This is a autograph of President Millard Fillmore that was signed in Buffalo, New York on April 14, 1870 that is nicely framed, matted and glazed with a portrait of President Fillmore.  The story of Millard Fillmore is the story of Horatio Alger in real life. His family was so poor that they sold him into indentured servitude and he received a mere six months of formal education, but his thirst for learning and ambition eventually made him a lawyer, Congressman, chief financial officer of the state of New York and eventually President of the United States.  The later job came to him after President Zachary Taylor died in office in July 1850.

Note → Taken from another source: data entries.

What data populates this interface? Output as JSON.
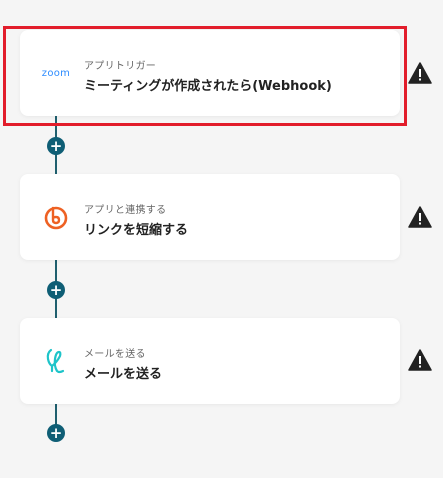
{
  "colors": {
    "accent_teal": "#0f5e75",
    "highlight_red": "#e21d2b",
    "zoom_blue": "#2d8cff",
    "bitly_orange": "#ee6123",
    "mail_teal": "#1ec4c9"
  },
  "steps": [
    {
      "icon": "zoom-icon",
      "logo_text": "zoom",
      "subtitle": "アプリトリガー",
      "title": "ミーティングが作成されたら(Webhook)",
      "highlighted": true
    },
    {
      "icon": "bitly-icon",
      "subtitle": "アプリと連携する",
      "title": "リンクを短縮する",
      "highlighted": false
    },
    {
      "icon": "mail-icon",
      "subtitle": "メールを送る",
      "title": "メールを送る",
      "highlighted": false
    }
  ],
  "add_button_icon": "plus-icon",
  "status_icon": "warning-icon",
  "add_button_glyph": "+"
}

 Fillmore quickly allied himself with Speaker of the House Henry Clay and Senator Stephen Douglas and appointed Daniel Webster as Secretary of State. Together they supported the famous Compromise of 1850 which admitted California as a state but as a condition to mollify the South, passed the Fugitive Slave Law.  By the later measure he lost the political support of the North and by not opposing the invasion of Cuba he lost the South. As a result he could not win renomination as the dying Whig Party candidate for President and Fillmore was the last Whig Party candidate to be President.  Below is a close-up of the portrait with facsimile autograph and the authentic autograph of Fillmore.

After the Presidency and his ill-fated attempt to run again in 1856 as the American Party candidate (he won Maryland and 21% of the vote) he returned to his home in Buffalo, New York where he resumed his law practice and signed our autograph. He hosted Abraham Lincoln in Buffalo in February 1861 when Lincoln was on his way to his Inauguration and supported the Union cause in the Civil War.